Is the sharp decline in the Index of Leading Economic Indicators over the past year a forecast of recession or a "false" signal? The debate over the economy's future course is far from academic, as it has significant consequences for policymakers, businesses, and investors.
Two index components, the yield curve and the ISM new orders diffusion index, account for most of the decline in the leading economic indicators over the past year. Both components' negative signals are questionable for fundamental and technical reasons. The weight of evidence supports the "false" signal scenario.
Leading Indicators As A Forecasting Tool
Victor Zarnowitz, a preeminent scholar on leading economic indicators and their use in forecasting business cycles, stated, "Some leading indicators turn out to be most operative and useful in one set of conditions, and others in a different set,"... and "there are a number of frequently observed regularities (e.g., inverted yield curve) that seem likely to persist and play important roles in business cycles but are certainly not immutable."
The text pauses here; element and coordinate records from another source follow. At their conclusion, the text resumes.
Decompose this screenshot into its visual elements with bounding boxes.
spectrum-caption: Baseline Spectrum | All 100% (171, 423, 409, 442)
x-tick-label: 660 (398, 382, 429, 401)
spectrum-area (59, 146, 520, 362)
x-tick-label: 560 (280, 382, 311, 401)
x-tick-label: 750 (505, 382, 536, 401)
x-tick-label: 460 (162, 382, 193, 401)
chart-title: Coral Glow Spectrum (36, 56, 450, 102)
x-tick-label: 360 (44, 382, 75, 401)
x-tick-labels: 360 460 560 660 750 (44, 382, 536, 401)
The yield curve signal has been "useful" and "immutable" as it predicted every recession since the 1950s. But the "set of conditions" that gave it greater accuracy than other indicators no longer exists, given the introduction and scale of the new Fed policy tool QE.
The primary purpose of QE is to keep or anchor long-term interest rates lower than otherwise, a factor not present in previous episodes of yield curve inversion. Massive asset holdings by the Fed reduce the yield curve's slope, creating the potential for curve inversion, thereby distorting what was previously a free-market-based yield curve signal. Uncertainty about the scale of the effect is high, but there is certainty about the impact, which is lower long-term bond yields.
The distortion in the yield curve will generally get smaller as the Fed balance sheet shrinks. Yet, the Fed's balance sheet is still too large ($7 trillion+, or more than $3 trillion above the level of 2020 and much more than that when QE was first introduced in 2012) to conclude with any confidence that yield curve inversion is not a "false" signal.
(Note: Another reason to fade the inverted yield curve recession signal is that the 10-year yield is well below the growth in Nominal GDP. There has never been a recession with the 10-year yield below Nominal GDP.)
The Institute of Supply Management (ISM) new orders index is the second-largest negative contributor in the past year. The new orders index is a diffusion index that captures the "breadth " of change and how many industries report gains or declines in new orders. Diffusion series have limitations or shortcomings.
The leading economic index includes two other new order series, the dollar-based measures of new orders for nondefense capital goods, excluding aircraft and consumer goods. Is that overkill, with three indicators that comprise 30% of the leading index covering the same thing: new order flow? Maybe.
Yet, what is perplexing is that the "hard" data series, the dollar-based orders series, and the."soft" data series, the orders diffusion index, are in sharp contrast. The dollar-based series have been positive in the past year, whereas the diffusion of new orders has been decidedly negative.
The economy runs on the number of dollars spent, so the dollar-based orders signal is consistent with GDP growth figures, while the diffusion index of orders is not.
Could technical issues, such as a drop-off in the number of purchasing managers' responses, impact the diffusion index signal? That is a possibility, but it is clear that the negative contribution derived solely from the diffusion index of new orders is flawed because it is inconsistent with what is happening.
The ISM new orders series and the current yield curve measure are recent additions to the leading economic index. The ISM order series became part of the index after the 2007-09 financial crisis and the current measure of the yield curve following the 2001 recession. Their inclusion means they replaced other indicators whose signal proved less robust or "useful."
However, their inclusion does not guarantee a robust or "useful" signal in the current cycle. The weight of evidence---comparing the economy's performance relative to both series signals---suggests their utility has diminished, if not disappeared. Thus, the "false" signal scenario is more plausible.
Investors should not expect the Conference Board, the global institution responsible for estimating the leading economic index, to suddenly say that the current composition of the leading index is flawed and needs to be revised. The staff needs time to research how well each series measures the economic variable or process in question and whether each series still exhibits the leading characteristics they did in prior cycles. Revisions in the leading index after the financial crisis took three years.
In the meantime, investors should give more attention to other leading indicators, such as stock prices and corporate profits, as they have been more in tune with what has been happening in the economy.